Wednesday, October 10, 2012

Four for Zach

1.  One of the first things I noticed while reading the short story version of "The Lottery" you mentioned in the question itself; it reads like a fairy tale.  This randomly brings to mind the novel "Slaughterhouse 5" by Kurt Vonnegut,  and as I recall, the original version was called "Slaughterhouse 5:  A Fairy Tale, but unlike the fairy tales we read, there is no moral at the end of the story, no real lesson being learned.  Instead, it is told by an objective third person who, in my mind, told the story with a matter-of-factness about it, and rather than going in depth to describe the town, people, or reason for actually conducting the lottery, Shirley Jackson chooses focuses on the event itself.  We have no idea where the setting actually is, but I find it interesting that they talk about neighboring towns conducting, or not conducting the lottery, unlike the film version where their own town is a special case.  It is clearly a patriarchal society in which the men are the ones doing the drawing and when one of the husbands is absent, they say to the perfectly capable woman that it's a shame she doesn't have a full grown man to draw for her, as if she somehow isn't capable of simply removing a slip of paper from an old box.  It's hard to tell at the end of the story, but it seems as if Mrs.

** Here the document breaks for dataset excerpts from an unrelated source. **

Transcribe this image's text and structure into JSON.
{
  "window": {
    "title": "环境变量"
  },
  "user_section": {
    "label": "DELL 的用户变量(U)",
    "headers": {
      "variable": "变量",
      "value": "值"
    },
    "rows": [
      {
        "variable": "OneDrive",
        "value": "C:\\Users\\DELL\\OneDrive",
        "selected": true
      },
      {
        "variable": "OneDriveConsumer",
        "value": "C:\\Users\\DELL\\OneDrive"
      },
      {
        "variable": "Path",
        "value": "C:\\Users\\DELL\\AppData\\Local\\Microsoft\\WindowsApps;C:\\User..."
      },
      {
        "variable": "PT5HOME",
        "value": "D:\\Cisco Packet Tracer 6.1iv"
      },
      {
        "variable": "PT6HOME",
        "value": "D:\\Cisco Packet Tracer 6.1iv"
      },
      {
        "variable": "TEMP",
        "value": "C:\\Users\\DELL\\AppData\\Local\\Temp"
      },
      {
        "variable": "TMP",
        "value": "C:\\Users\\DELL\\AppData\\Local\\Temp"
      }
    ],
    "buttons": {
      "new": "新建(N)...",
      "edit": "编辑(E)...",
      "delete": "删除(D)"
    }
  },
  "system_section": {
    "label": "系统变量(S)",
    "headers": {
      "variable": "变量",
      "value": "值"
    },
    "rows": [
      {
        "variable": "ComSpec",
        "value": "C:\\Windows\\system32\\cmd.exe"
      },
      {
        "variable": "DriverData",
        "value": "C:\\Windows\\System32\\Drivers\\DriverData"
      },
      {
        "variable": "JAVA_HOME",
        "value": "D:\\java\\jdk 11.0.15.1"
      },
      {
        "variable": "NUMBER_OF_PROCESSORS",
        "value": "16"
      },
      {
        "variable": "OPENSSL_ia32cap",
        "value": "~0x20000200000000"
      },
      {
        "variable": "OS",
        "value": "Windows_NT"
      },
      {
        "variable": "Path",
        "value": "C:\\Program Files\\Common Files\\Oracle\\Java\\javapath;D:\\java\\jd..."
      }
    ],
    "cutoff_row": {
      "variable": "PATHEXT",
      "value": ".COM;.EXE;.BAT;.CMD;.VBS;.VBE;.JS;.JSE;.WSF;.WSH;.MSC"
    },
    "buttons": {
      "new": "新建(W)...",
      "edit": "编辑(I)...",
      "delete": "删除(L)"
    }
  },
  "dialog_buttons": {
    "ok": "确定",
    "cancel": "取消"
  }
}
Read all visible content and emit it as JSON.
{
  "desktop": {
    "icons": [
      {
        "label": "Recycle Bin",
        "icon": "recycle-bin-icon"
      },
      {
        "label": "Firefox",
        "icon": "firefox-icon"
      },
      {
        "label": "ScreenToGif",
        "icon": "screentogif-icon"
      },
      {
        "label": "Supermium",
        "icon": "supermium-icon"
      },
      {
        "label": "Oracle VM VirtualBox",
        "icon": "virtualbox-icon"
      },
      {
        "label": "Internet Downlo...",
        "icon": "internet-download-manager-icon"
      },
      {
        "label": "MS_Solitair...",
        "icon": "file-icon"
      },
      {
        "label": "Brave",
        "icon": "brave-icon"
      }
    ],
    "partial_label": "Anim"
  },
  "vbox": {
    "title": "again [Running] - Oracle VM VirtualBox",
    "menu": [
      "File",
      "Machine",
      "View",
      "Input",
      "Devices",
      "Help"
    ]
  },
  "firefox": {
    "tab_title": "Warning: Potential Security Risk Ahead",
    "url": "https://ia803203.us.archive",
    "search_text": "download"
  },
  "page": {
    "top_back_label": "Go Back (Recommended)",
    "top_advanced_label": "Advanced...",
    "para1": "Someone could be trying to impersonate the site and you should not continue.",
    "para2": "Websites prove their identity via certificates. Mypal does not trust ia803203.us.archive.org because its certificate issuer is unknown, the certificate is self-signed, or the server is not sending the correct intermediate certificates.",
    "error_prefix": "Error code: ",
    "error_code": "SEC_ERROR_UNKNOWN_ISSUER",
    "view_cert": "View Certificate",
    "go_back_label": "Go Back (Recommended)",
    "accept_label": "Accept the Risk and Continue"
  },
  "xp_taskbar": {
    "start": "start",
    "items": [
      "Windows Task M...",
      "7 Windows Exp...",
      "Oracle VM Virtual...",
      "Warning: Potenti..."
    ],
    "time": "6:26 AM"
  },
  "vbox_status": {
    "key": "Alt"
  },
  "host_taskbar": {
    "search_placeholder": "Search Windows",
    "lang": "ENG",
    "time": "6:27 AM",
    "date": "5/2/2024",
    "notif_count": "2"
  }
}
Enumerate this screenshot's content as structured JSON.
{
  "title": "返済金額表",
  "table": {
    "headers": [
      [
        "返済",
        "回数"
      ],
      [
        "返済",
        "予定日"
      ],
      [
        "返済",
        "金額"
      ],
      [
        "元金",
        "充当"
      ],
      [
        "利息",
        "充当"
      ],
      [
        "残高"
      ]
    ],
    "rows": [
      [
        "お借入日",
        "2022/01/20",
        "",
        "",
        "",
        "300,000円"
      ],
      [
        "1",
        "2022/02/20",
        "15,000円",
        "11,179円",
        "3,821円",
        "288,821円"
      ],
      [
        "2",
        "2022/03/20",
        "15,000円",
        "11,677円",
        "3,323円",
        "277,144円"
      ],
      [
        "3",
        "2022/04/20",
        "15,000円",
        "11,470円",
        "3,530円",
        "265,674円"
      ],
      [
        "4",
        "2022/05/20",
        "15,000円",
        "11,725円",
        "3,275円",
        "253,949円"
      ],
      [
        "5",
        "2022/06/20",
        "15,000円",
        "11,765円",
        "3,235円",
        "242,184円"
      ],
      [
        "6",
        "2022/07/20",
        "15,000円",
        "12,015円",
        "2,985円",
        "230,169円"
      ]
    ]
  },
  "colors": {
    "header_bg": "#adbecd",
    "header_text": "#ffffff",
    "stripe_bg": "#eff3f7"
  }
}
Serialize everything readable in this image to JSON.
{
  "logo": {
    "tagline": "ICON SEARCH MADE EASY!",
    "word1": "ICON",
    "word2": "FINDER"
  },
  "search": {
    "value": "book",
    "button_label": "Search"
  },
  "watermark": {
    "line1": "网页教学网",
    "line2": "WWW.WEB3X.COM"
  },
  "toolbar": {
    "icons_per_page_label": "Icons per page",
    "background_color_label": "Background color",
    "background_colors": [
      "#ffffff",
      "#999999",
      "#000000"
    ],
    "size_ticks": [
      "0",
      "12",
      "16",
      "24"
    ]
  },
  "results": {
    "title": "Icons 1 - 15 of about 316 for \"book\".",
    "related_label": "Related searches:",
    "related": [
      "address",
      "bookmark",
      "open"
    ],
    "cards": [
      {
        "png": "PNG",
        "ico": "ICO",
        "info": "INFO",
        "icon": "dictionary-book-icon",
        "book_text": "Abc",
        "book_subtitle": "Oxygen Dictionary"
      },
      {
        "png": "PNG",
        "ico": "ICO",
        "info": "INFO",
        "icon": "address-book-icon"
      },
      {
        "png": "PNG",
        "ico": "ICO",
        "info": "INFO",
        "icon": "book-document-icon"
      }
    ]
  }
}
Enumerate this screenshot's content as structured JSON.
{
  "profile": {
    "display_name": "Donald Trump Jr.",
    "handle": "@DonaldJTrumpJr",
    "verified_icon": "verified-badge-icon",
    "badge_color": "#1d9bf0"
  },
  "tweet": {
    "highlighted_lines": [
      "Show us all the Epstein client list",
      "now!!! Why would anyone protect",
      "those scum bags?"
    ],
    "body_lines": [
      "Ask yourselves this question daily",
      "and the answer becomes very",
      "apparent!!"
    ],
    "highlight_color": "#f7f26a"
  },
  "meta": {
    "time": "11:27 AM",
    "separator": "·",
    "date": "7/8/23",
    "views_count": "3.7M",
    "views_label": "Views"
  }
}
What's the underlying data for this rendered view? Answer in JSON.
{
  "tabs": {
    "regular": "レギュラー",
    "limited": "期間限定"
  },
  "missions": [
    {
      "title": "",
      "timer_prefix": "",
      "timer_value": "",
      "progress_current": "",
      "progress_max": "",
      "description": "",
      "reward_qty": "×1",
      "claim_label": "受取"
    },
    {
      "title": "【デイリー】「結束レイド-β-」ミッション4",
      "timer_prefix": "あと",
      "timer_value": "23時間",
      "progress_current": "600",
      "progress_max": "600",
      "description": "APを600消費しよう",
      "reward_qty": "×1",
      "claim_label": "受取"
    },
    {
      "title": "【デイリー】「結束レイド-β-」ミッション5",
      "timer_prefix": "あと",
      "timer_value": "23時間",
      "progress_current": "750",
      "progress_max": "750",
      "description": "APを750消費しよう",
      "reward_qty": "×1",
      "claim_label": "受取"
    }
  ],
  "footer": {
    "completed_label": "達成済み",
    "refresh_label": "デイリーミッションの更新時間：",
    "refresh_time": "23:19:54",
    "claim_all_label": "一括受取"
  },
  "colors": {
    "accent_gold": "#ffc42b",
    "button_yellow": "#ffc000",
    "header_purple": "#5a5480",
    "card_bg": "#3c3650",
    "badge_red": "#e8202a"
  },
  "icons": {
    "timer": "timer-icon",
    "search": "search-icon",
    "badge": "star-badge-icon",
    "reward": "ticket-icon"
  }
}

Dunbar seems opposed to the stoning, choosing to stay behind the wild mob.  It seems as if women of the town aren't really favor of the lottery at all, complaining that time seems to go too fast and that it feels like the previous lottery wasn't long ago, where the men are in total favor, saying the towns who abandoned it were total fools, and saying that it would bring them more corn in their harvest.

6.  In the movie version of "The Lottery," self interest vs greater good is more self evident and realized because the main character is at an almost constant battle with the town of New Hope, and even his simple interest of placing his father's ashes next to his mother's grave is against the greater good for the townspeople.  The text version does a better job at analyzing the relationship between self interest and greater good though.  While Mrs. Hutchinson at the beginning of the story may not have been completely in agreement with the lottery, she, at the time, certainly wasn't opposed to it, and you can bet if another name had been chosen she could have been the one with the giant stone requiring two hands to hold.  As soon as her family was chosen, however, self interest kicked in, and she continually said it wasn't fair until the time she was stoned to death.  In the movie version, it was shameful to not meet the death with honor, and I think it would be interesting to be able to see a second lottery in the text to see if all whose names are chosen suddenly place their self over interest for the greater good of the society.

1 comment:

  1. That's interesting that you point out in the short story version of "The Lottery" that the women seem to be more against it rather than the men. I did not really pick up on that but thinking back on the story it does seem like the men are more for the lottery. It seems like the men rule the town a lot more than the women do. The women are just there to continue their population of their town.